A humanoid robot of China Mobile is pictured at the exhibition area of the 2025 Global Industrial Internet Conference in Shenyang, northeast China's Liaoning Province, Sept. 7, 2025. (Photo: Xinhua)
Confronted with China's remarkable advances in humanoid robot technology, American tech executives are seemingly on edge. Instead of engaging in fair competition, they resort to their old trick of smearing Chinese products.
US artificial intelligence (AI) and robotics firms have pushed lawmakers to take action against Chinese robot manufacturers — singling out Unitree Robotics — using excuse of rising competition and so-called national security concerns, according to media reports and a congressional hearing record released Tuesday local time. Chinese experts said such rhetoric reflects mounting anxiety and envy in the US' tech sector as China's manufacturing scale and improving R&D capabilities continue to gain ground in the robotics sector. They added that this move also reflects the US side's abuse of "national security" as a pretext to target Chinese enterprises, which is essentially a defensive reaction triggered by its inability to cope with the intensifying market competition from China.
China's pace of progress in humanoid robotics is raising concerns, prompting calls for the US government to develop coordinated policies and strategies to respond to the growing presence of Chinese firms in the sector, some tech insiders claimed at a Tuesday hearing held by the Cybersecurity and Infrastructure Protection Subcommittee of the House Committee on Homeland Security, according to the congressional hearing record.
The participants, including executives from Scale AI and Boston Dynamics, called on the government to take steps such as examining alleged "national security risks" linked to Chinese robot manufacturers, extending export controls to AI inference chips, and potentially restricting federal agencies from procuring certain Chinese AI and robotics technologies, per the record.
Ma Jihua, a veteran industrial analyst, told the Global Times that remarks from the US industry players reflect anxiety, envy and a defensive mindset, as well as abuse of national security claims to target Chinese firms. While acknowledging its own robots can be autonomously and remotely controlled — and may carry similar risks — Washington has, in the absence of evidence, projected such concerns onto Chinese companies and sought restrictions on "security" grounds, in what he described as "a thief crying stop thief."
He added that so-called "security risks" have long been used by the US government and industries as a pretext to suppress foreign competitors, and the robotics sector is no exception. "Some industry players are invoking so-called security concerns as a means to attack competitors amid declining competitiveness, rather than enhancing their own capabilities to compete in the market," he said.
Witness Max Fenkell, global head of policy and government relations at San Francisco-based Scale AI, singled out Unitree Robotics' performance last month at China's annual New Year gala, where its humanoid robots performed martial arts including backflips and leaps from trampolines. "The video went viral, not because it was impressive, but because of what happened when people compared it to last year, 12 months ago, [when] the same robots could barely shuffle through a dance routine," Fenkell said, South China Morning Post reported.
Witness Matthew Malchano, vice-president of software at American robot maker Boston Dynamics, also noted that at this year's Consumer Electronics Show in Las Vegas, Chinese companies displaying humanoid robots appeared to have outnumbered US firms by a factor of five to one, per the hearing record.

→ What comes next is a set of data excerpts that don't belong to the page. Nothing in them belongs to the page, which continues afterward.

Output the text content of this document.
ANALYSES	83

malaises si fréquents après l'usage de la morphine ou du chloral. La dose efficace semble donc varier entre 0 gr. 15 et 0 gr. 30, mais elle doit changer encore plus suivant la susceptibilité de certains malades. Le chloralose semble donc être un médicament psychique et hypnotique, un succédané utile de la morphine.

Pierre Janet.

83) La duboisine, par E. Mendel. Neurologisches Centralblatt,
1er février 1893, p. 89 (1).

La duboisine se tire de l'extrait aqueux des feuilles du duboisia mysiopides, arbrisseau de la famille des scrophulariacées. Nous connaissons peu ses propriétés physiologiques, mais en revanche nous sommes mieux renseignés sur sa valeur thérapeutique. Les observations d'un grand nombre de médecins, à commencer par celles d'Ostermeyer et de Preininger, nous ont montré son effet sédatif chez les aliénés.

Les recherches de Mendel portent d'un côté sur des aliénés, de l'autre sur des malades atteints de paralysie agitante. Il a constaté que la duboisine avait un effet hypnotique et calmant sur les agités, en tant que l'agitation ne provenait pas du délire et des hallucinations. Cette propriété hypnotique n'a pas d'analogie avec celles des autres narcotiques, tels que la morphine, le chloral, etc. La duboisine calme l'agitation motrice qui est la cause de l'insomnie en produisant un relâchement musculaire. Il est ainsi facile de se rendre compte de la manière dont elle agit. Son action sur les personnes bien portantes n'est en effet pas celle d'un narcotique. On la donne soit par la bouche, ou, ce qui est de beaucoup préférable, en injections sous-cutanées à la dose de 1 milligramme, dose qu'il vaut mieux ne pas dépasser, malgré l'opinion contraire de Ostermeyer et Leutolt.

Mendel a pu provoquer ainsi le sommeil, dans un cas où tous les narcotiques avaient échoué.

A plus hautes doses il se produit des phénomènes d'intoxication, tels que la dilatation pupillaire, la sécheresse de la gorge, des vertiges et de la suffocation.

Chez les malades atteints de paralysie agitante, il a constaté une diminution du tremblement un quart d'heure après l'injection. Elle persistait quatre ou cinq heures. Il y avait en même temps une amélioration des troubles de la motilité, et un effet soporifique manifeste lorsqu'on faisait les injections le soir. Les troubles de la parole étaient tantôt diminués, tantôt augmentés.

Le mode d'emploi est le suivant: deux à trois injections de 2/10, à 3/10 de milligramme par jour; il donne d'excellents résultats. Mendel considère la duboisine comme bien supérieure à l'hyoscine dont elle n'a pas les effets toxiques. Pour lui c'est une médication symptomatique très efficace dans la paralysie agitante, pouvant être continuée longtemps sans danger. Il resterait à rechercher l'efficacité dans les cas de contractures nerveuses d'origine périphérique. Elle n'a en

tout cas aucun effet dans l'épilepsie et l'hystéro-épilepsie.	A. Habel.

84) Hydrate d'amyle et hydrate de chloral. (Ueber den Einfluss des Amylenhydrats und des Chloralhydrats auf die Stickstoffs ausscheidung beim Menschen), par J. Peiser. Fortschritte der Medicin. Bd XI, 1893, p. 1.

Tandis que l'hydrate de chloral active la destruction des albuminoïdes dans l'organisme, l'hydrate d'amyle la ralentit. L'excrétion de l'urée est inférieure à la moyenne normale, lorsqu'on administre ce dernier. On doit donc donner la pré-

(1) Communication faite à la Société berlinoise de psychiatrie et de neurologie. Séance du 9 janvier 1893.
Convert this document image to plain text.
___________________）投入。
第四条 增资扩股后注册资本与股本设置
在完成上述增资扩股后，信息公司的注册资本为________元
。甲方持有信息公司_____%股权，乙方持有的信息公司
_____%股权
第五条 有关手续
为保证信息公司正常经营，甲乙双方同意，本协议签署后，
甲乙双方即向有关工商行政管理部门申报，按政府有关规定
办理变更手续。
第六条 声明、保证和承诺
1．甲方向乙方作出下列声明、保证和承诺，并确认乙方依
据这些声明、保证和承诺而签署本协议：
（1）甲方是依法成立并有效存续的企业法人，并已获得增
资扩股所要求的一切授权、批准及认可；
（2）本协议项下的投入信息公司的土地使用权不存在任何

Zhou Mi, a senior researcher at the Chinese Academy of International Trade and Economic Cooperation, told the Global Times that US concerns stem from both a lack of confidence in its domestic robotics industry and the perception of China's rapid advances in robotics — particularly embodied AI — as a threat to their own competitiveness, as well as efforts to safeguard its profits and technological leadership.
Ma said past experience shows the US has moved from underestimating China to being overtaken in several emerging technologies. He noted that China's rapid progress in robotics is driven by the accelerated development of a self-reliant industrial system, with a complete ecosystem spanning intellectual property, R&D, design, manufacturing and sales.
Zhou further said that if such concerns translate into administrative restrictions and government intervention, it would be detrimental to industry development, especially as the sector remains at an early stage. He noted that there is still broad room for cooperation, as US firms maintain strengths in areas such as large models and chip manufacturing. Reducing restrictions and limiting market intervention would help improve efficiency, support industrial upgrading and promote economic growth, while relying solely on confrontation is unlikely to yield effective results.
Ma said China's technological development has consistently followed a path of global cooperation and mutual benefit, noting that the US holds strengths in advanced large models and chip manufacturing, while China has a well-developed industrial chain, making the two highly complementary. He added that in the long run, market forces will outweigh administrative barriers, and China-US cooperation in the robotics industry will take diverse forms, with ample room for collaboration from company-level partnerships to broader market expansion.